Example: During high occupancy periods in Limassol, chefs may coordinate guest room issues, pool service delays, or even late check-in disputes — all while ensuring the fish special is seared on time.
📅 Chef Planning Annual Leave: A 3-Month Puzzle
Chefs today manage more than rotas. We manage entire staffing ecosystems. With just 5 working days per chef in a 7-day week, plus sick days, public holidays, and legal obligations for time off (Cyprus mandates 20+ days annually), managing leave requests is a logistical warzone.
It’s not uncommon to be planning 2–3 months in advance, calculating:
Staff entitlement vs coverage
Special events and occupancy spikes
School holiday overlaps
Emergency backups
Pro tip for Cyprus kitchens: Start your August planning by May and lock in New Year staffing by October — otherwise, you’re in trouble.
🤝 The HR Department in Whites
Modern chefs are de facto HR managers for their teams. That includes:
Recruiting: Reviewing CVs, trial shifts, onboarding
Firing: Often the most difficult part, requiring legal caution and emotional tact
Discipline: Verbal and written warnings, behavioral coaching
Culture-building: Encouraging teamwork, setting standards, navigating generational work differences
This is all in addition to training newcomers and ensuring that even the weakest link can hold the line during service.
🧠 Meetings, Meetings, and More Meetings
There are meetings for:
Guest satisfaction scores
Budgeting
Weekly planning
Supplier issues
Menu development
Staff issues
By the time you actually *get to cook*, you’re already mentally fried. But each meeting is critical to keeping the machine running.

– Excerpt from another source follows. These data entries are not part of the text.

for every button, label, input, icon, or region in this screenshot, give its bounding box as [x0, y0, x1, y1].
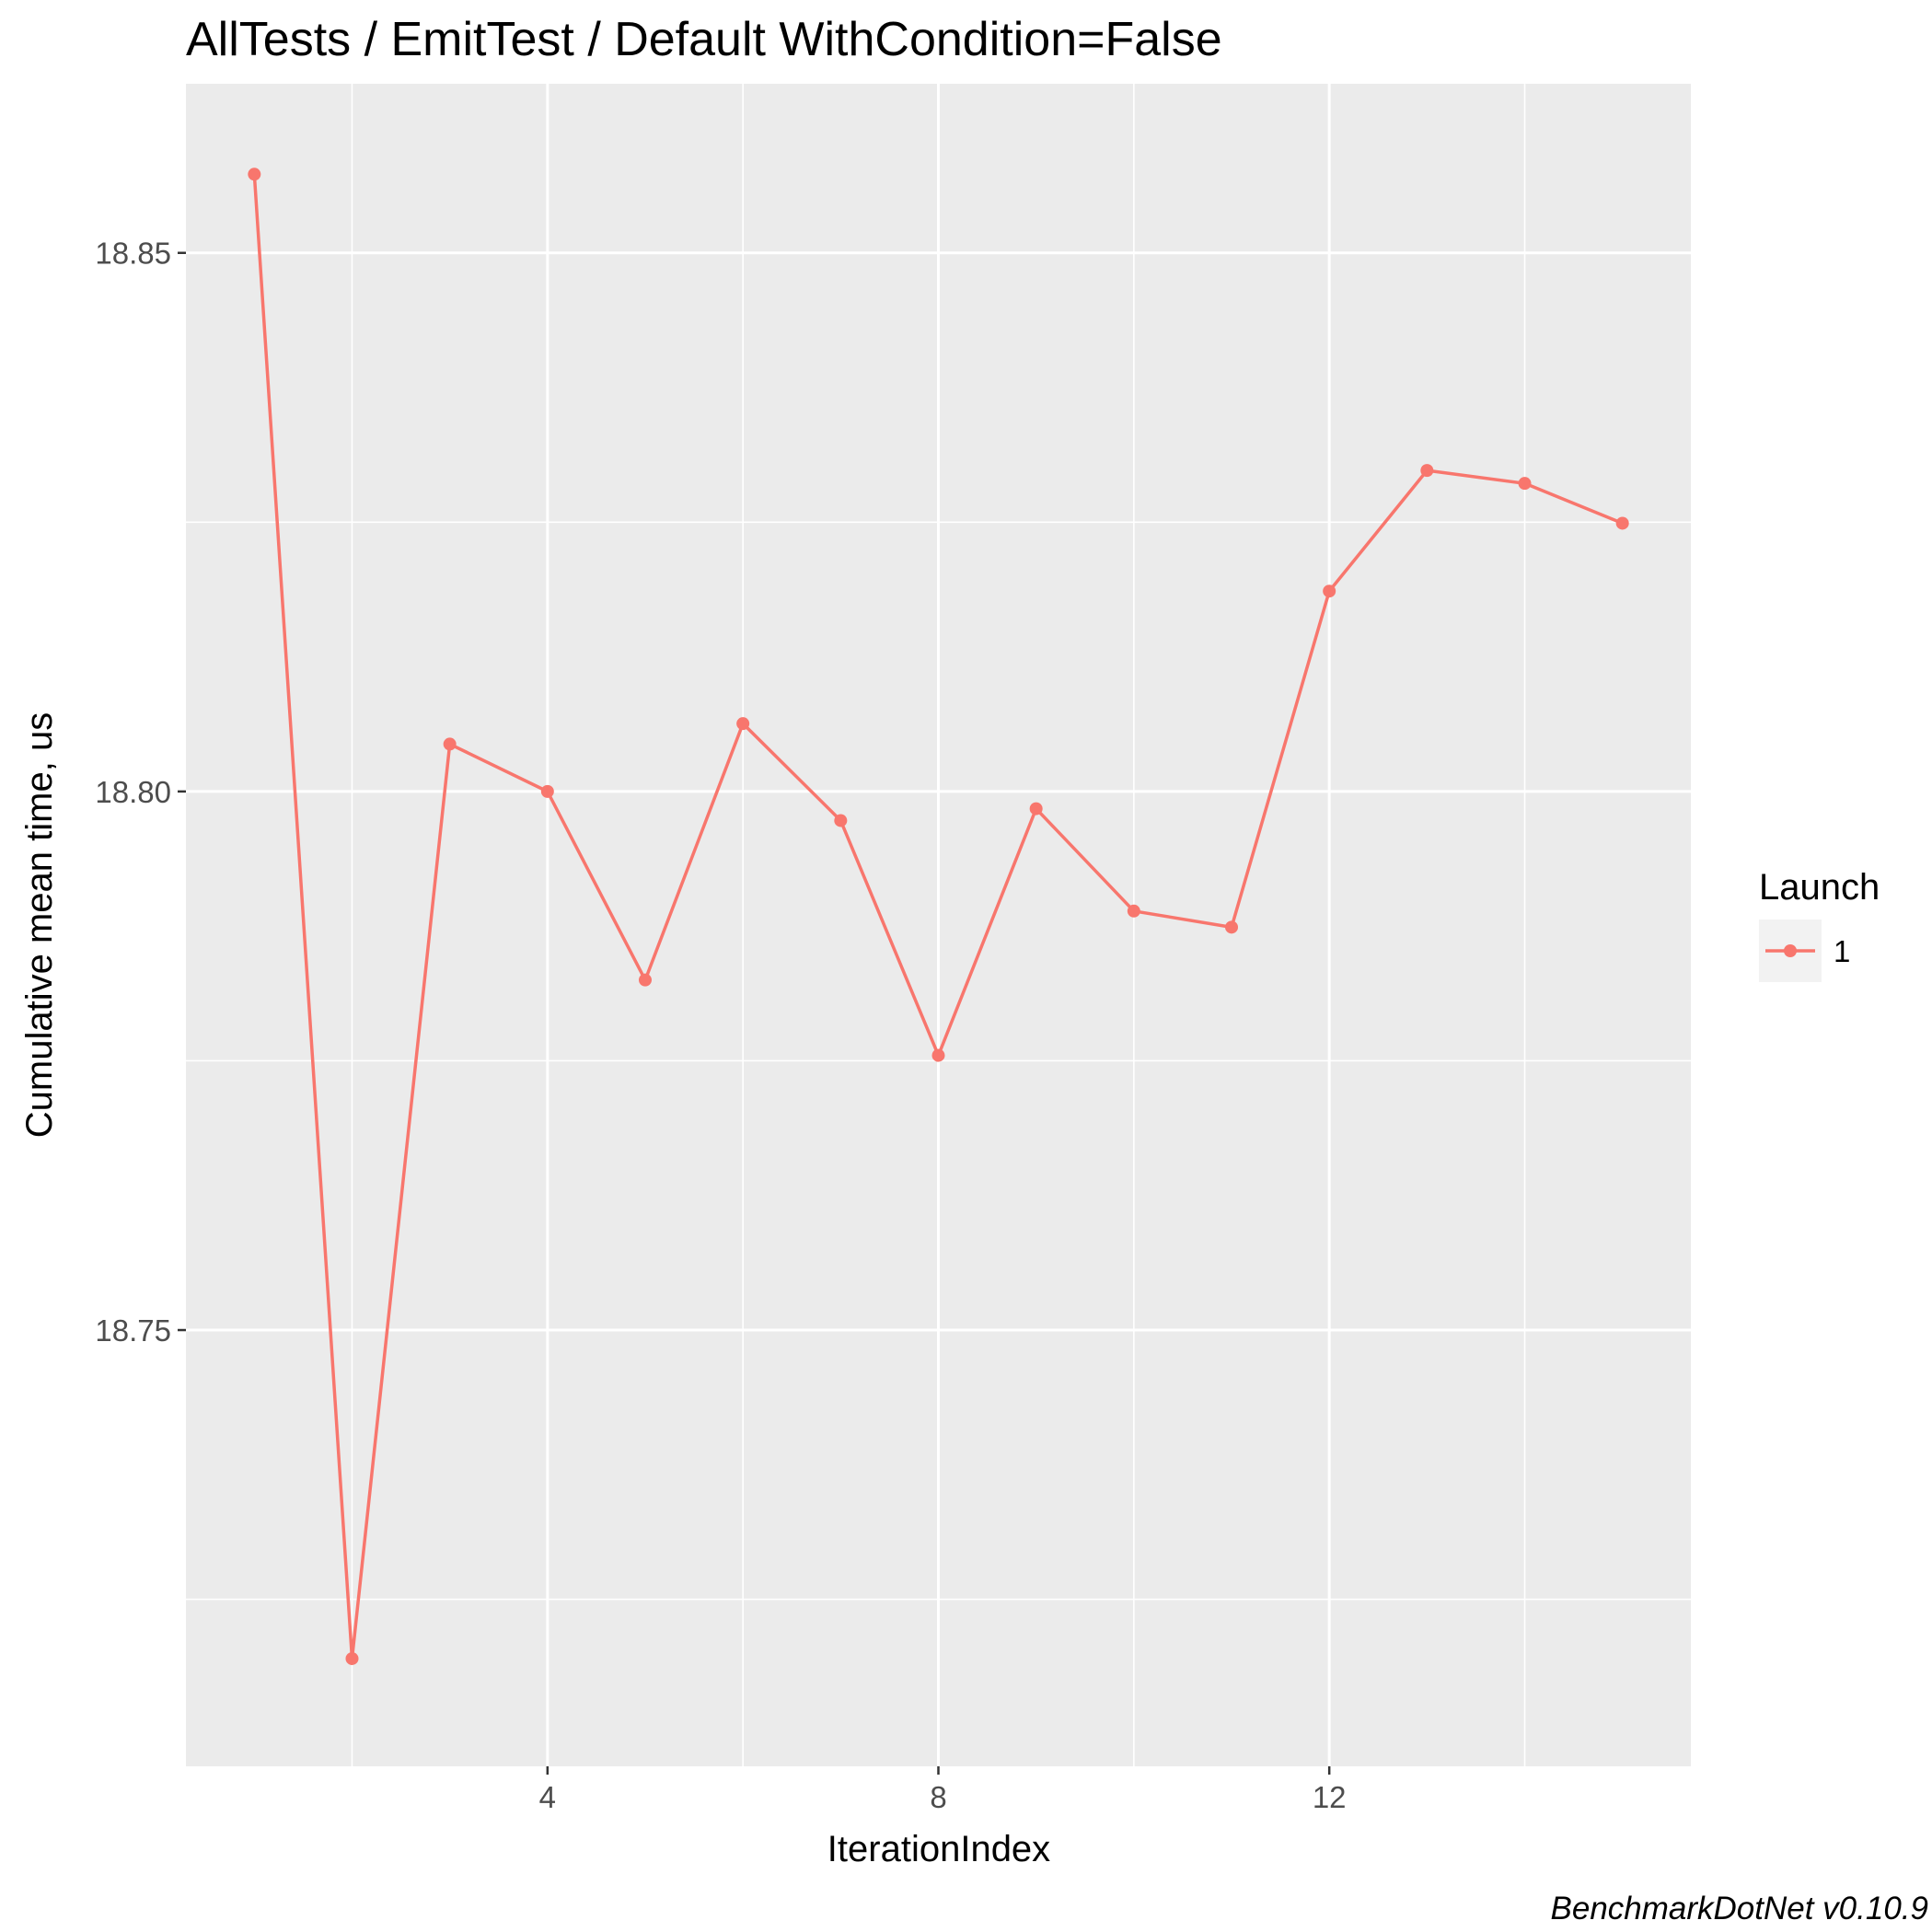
data-point	[1323, 584, 1336, 598]
data-point	[248, 168, 261, 181]
x-axis-title: IterationIndex	[827, 1829, 1050, 1869]
tick-labels: 4 8 12 18.75 18.80 18.85	[95, 237, 1346, 1814]
x-tick-label: 4	[539, 1780, 556, 1814]
data-point	[1225, 920, 1239, 934]
data-point	[1615, 516, 1629, 530]
data-point	[1420, 464, 1434, 478]
y-tick-label: 18.75	[95, 1313, 171, 1348]
data-point	[736, 717, 750, 731]
caption: BenchmarkDotNet v0.10.9	[1551, 1891, 1928, 1926]
legend: Launch 1	[1759, 867, 1880, 982]
data-point	[1029, 802, 1043, 816]
data-point	[834, 814, 848, 827]
data-point	[345, 1651, 359, 1665]
series-layer	[248, 168, 1629, 1665]
legend-title: Launch	[1759, 867, 1880, 908]
legend-label: 1	[1834, 934, 1850, 968]
x-tick-label: 12	[1313, 1780, 1347, 1814]
data-point	[1518, 477, 1532, 491]
data-point	[638, 973, 652, 987]
x-tick-label: 8	[930, 1780, 946, 1814]
data-point	[443, 737, 457, 751]
data-point	[540, 784, 554, 798]
y-tick-label: 18.85	[95, 237, 171, 271]
legend-key-point	[1784, 944, 1797, 957]
axis-ticks	[178, 251, 1331, 1775]
data-point	[931, 1048, 945, 1062]
data-point	[1127, 904, 1140, 918]
y-tick-label: 18.80	[95, 775, 171, 809]
grid-major	[186, 84, 1691, 1766]
chart-title: AllTests / EmitTest / Default WithCondit…	[186, 13, 1222, 66]
y-axis-title: Cumulative mean time, us	[19, 712, 60, 1138]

🍽️ Menu Creation Isn’t Just About Flavor
Creating a dish in 2025 means checking multiple boxes:
Food cost (ideally below 28%)
Prep time (doable in volume)
Staff skill level (can everyone replicate it?)
Allergy/dietary concerns
Visuals for social media
Guest familiarity vs innovation
The best dish? One that makes money, gets photographed, and doesn’t crash the line.
📊 The Chef as Business Unit Leader
We’re not just running kitchens. We’re running miniature businesses. We:
Monitor P&Ls monthly
Fight for better supplier pricing
Track inventory & waste
Justify new equipment purchases
Report KPIs to GMs or culinary directors
If you can’t speak the language of numbers, you won’t last.

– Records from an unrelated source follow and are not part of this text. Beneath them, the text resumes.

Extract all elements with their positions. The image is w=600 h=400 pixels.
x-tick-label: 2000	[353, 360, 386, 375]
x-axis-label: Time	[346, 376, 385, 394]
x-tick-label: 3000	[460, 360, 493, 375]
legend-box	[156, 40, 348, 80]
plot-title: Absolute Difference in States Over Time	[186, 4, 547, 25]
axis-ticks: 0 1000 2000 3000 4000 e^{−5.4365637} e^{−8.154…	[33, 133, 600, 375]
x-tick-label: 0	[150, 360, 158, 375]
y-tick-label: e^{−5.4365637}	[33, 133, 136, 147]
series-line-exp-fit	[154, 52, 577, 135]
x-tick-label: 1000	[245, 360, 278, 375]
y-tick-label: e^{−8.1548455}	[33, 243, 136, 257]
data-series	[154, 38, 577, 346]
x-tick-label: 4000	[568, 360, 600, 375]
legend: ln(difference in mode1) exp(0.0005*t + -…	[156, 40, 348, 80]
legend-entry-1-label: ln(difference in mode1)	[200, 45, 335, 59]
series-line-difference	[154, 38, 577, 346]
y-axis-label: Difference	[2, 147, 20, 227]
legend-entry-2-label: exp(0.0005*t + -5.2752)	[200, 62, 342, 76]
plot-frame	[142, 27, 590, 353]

🧑✈️ Guest Experience and Complaint Management
Even though we may not be on the floor, the guest experience is our responsibility. That means:
Ensuring allergy protocols are followed- Adapting when guests make last-minute requests- Stepping in when complaints escalate
Chefs are no longer hidden away in the kitchen. We are brand representatives now.
📸 Content, Reputation, and Visibility
Like it or not, chefs are now part of the brand marketing plan. Whether it’s uploading plating shots for Instagram or hosting tastings for influencers, we contribute to the property’s online voice.
It might feel like fluff, but it’s also the future.
❓ FAQs About Today’s Chef Role
Q: Do Cyprus chefs also work as duty managers?
A: Yes. In many four- and five-star hotels, chefs rotate into property-wide responsibility shifts.
Q: How far ahead should a chef plan annual leave?
A: Ideally, 8–10 weeks in advance. In Cyprus, with public holidays and peak seasons, this often stretches to 12 weeks.
Q: Is cooking still the chef’s main job?
A: It’s one of many jobs. Leadership, planning, and guest experience now dominate the role.
✨ Final Thoughts
So, what does a chef do today?
Everything. We plan, we schedule, we mediate, we calculate, we plate. We operate kitchens, but also personalities, balance sheets, and expectations. And sometimes, if we’re lucky, we still get to cook.This article isn’t a complaint. It’s a clarification. It’s a salute to everyone wearing the jacket and managing the chaos.
Cheffing in 2025 is a different game. But those who play it well? They make the entire property shine.